Betrayal by a trusted partner is the gravest sin. In Dante’s Inferno, in the very bottom of the 9th circle of hell is a three-faced Satan himself. And in his three hideous mouths are Brutus, Cassius, and Judas.
I think it’s possible that Sil isn’t dead. That he’s made some deal, and that Paulie is part of it.
•I think Tony will come to a violent end. Chase once sited the 1931 Public Enemy as one of his favorite films as a kid. It has one of the most shocking ends in film. James Cagney plays an Irish gangster during Prohibition who starts a gang war and is violently killed. But the shock is when he is delivered to his mother’s door, wrapped up like a mummy, while “I’m forever blowing bubbles” plays on a music box.
That’s as far as I’m going. Que sera, sera.
1 comments:
Hi M.A.,
I was just listening to this one guy on MSNBC and he made two comments that were pretty interesting.

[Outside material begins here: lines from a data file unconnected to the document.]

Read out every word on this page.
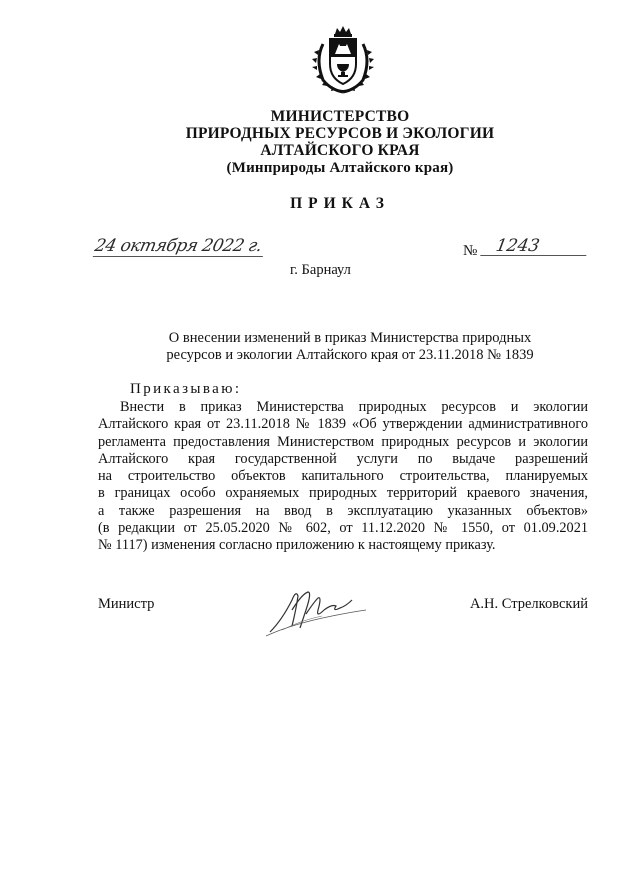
МИНИСТЕРСТВО
ПРИРОДНЫХ РЕСУРСОВ И ЭКОЛОГИИ
АЛТАЙСКОГО КРАЯ
(Минприроды Алтайского края)
ПРИКАЗ
24 октября 2022 г.	№ 1243
г. Барнаул
О внесении изменений в приказ Министерства природных
ресурсов и экологии Алтайского края от 23.11.2018 № 1839
Приказываю:
Внести в приказ Министерства природных ресурсов и экологии
Алтайского края от 23.11.2018 № 1839 «Об утверждении административного
регламента предоставления Министерством природных ресурсов и экологии
Алтайского края государственной услуги по выдаче разрешений
на строительство объектов капитального строительства, планируемых
в границах особо охраняемых природных территорий краевого значения,
а также разрешения на ввод в эксплуатацию указанных объектов»
(в редакции от 25.05.2020 № 602, от 11.12.2020 № 1550, от 01.09.2021
№ 1117) изменения согласно приложению к настоящему приказу.
Министр	А.Н. Стрелковский
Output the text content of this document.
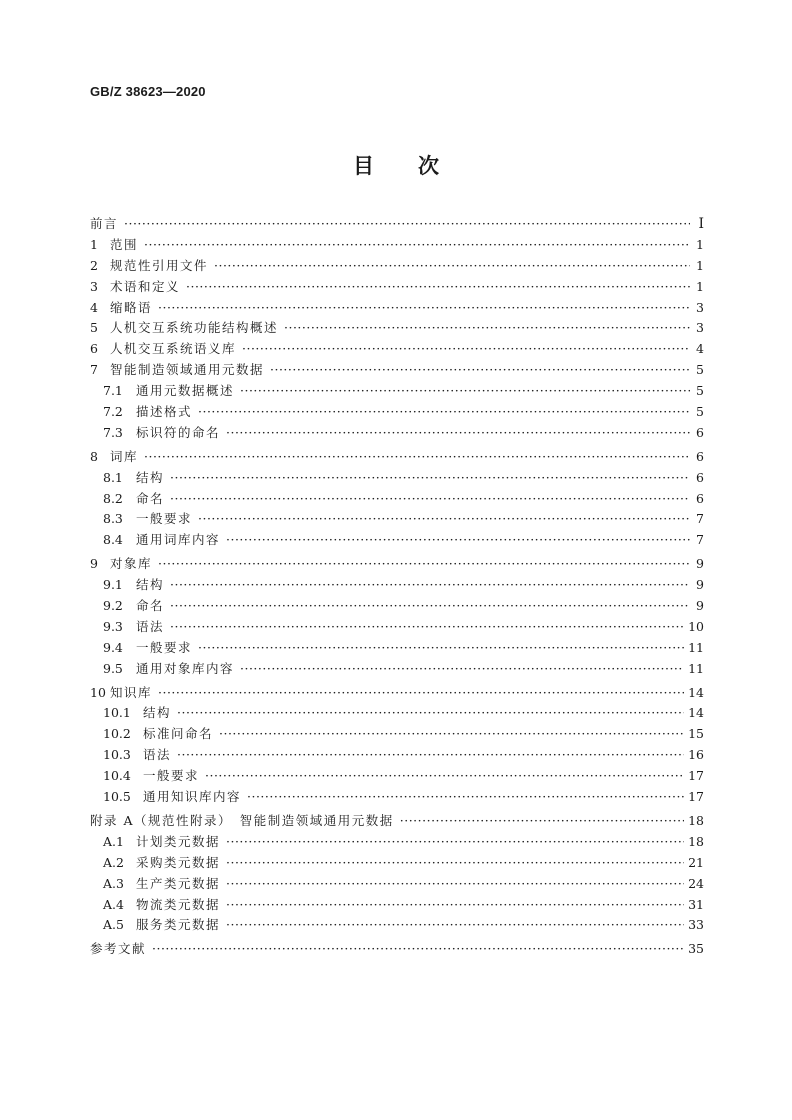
GB/Z 38623—2020
目 次
前言 ·····	Ⅰ
1 范围 ·····	1
2 规范性引用文件 ·····	1
3 术语和定义 ·····	1
4 缩略语 ·····	3
5 人机交互系统功能结构概述 ·····	3
6 人机交互系统语义库 ·····	4
7 智能制造领域通用元数据 ·····	5
7.1	通用元数据概述 ·····	5
7.2	描述格式 ·····	5
7.3	标识符的命名 ·····	6
8 词库 ·····	6
8.1	结构 ·····	6
8.2	命名 ·····	6
8.3	一般要求 ·····	7
8.4	通用词库内容 ·····	7
9 对象库 ·····	9
9.1	结构 ·····	9
9.2	命名 ·····	9
9.3	语法 ·····	10
9.4	一般要求 ·····	11
9.5	通用对象库内容 ·····	11
10 知识库 ·····	14
10.1 结构 ·····	14
10.2 标准问命名 ·····	15
10.3 语法 ·····	16
10.4 一般要求 ·····	17
10.5 通用知识库内容 ·····	17
附录 A（规范性附录）　智能制造领域通用元数据 ·····	18
A.1 计划类元数据 ·····	18
A.2 采购类元数据 ·····	21
A.3 生产类元数据 ·····	24
A.4 物流类元数据 ·····	31
A.5 服务类元数据 ·····	33
参考文献 ·····	35
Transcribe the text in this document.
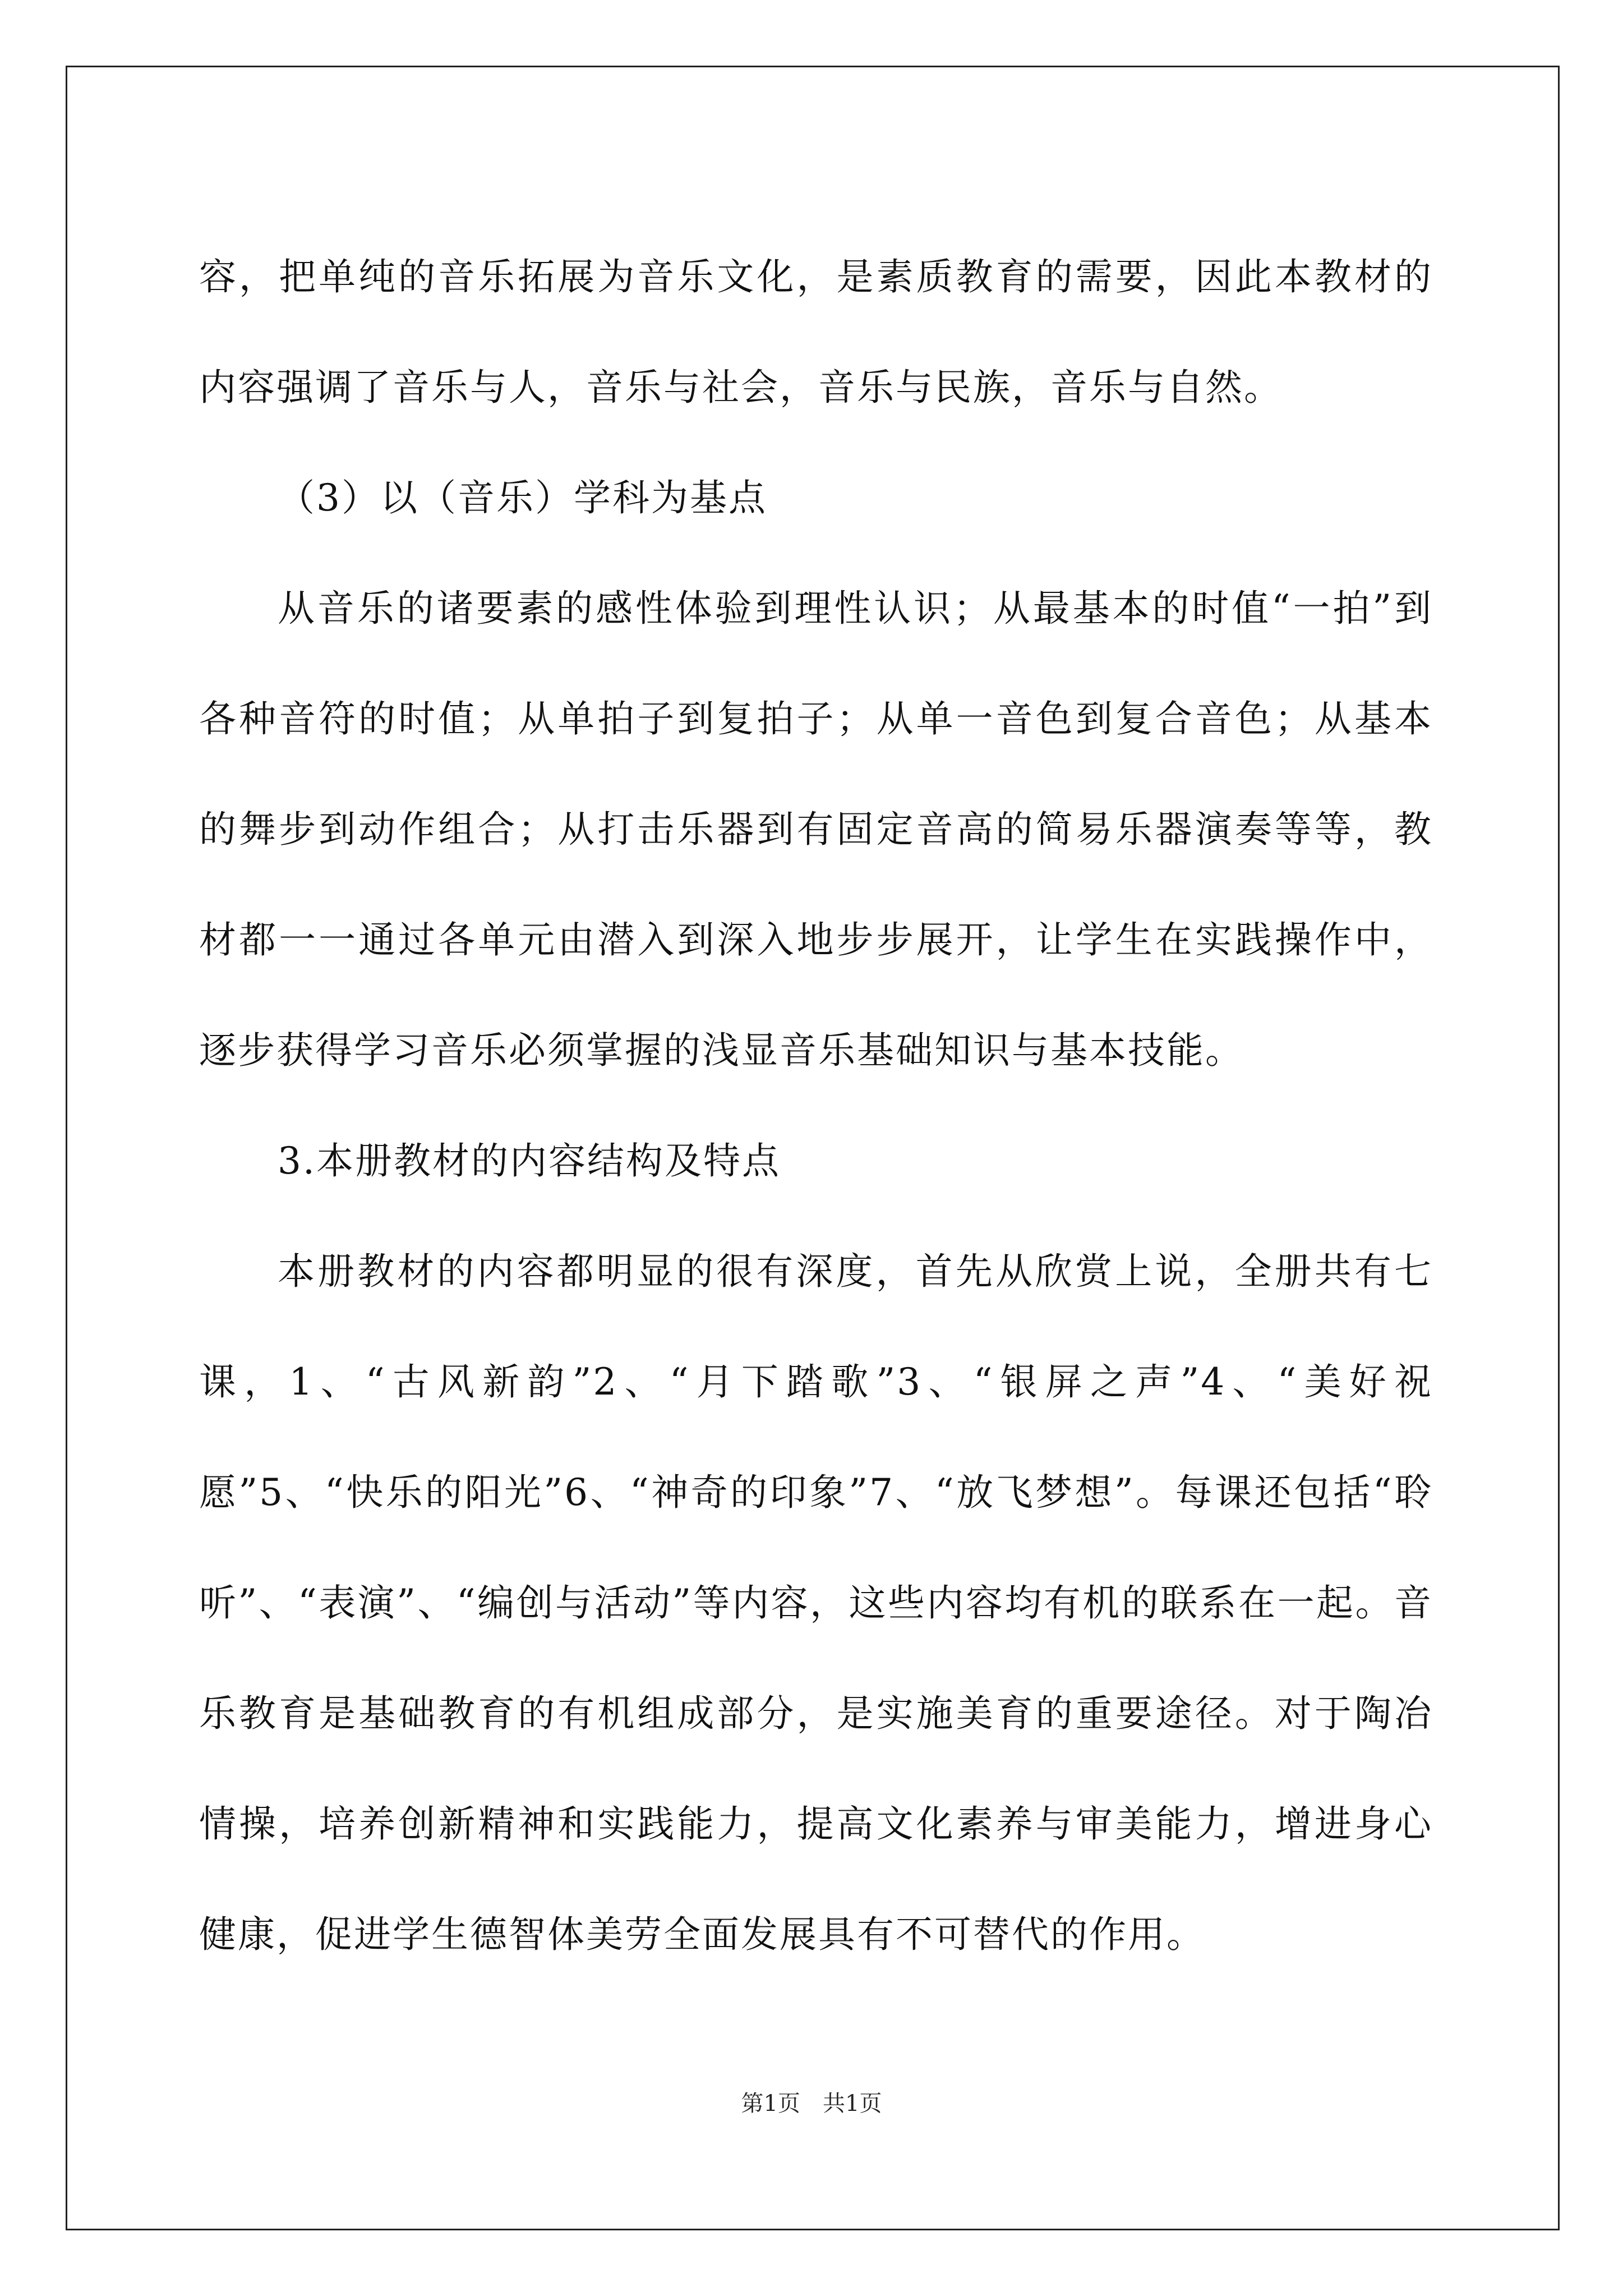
容，把单纯的音乐拓展为音乐文化，是素质教育的需要，因此本教材的内容强调了音乐与人，音乐与社会，音乐与民族，音乐与自然。

（3）以（音乐）学科为基点

从音乐的诸要素的感性体验到理性认识；从最基本的时值“一拍”到各种音符的时值；从单拍子到复拍子；从单一音色到复合音色；从基本的舞步到动作组合；从打击乐器到有固定音高的简易乐器演奏等等，教材都一一通过各单元由潜入到深入地步步展开，让学生在实践操作中，逐步获得学习音乐必须掌握的浅显音乐基础知识与基本技能。

3.本册教材的内容结构及特点

本册教材的内容都明显的很有深度，首先从欣赏上说，全册共有七课，1、“古风新韵”2、“月下踏歌”3、“银屏之声”4、“美好祝愿”5、“快乐的阳光”6、“神奇的印象”7、“放飞梦想”。每课还包括“聆听”、“表演”、“编创与活动”等内容，这些内容均有机的联系在一起。音乐教育是基础教育的有机组成部分，是实施美育的重要途径。对于陶冶情操，培养创新精神和实践能力，提高文化素养与审美能力，增进身心健康，促进学生德智体美劳全面发展具有不可替代的作用。

第1页 共1页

1) That cat and Paulie: Someone said in the show last night that the cat ate a rat. And with Paulie hating that cat so much, the connection there is pretty cool. Maybe Paulie is the snitch. Because he's so obsessed with dying? He didn't take that job Tony gave him....Interesting.
2) That there are a lot of answers buried in the credits. For example, the one guy sitting at the counter in the diner is Phil's cousin.
I'm going to watch it again tonight so I can scope out those credits. That's a pretty cool thing, I think.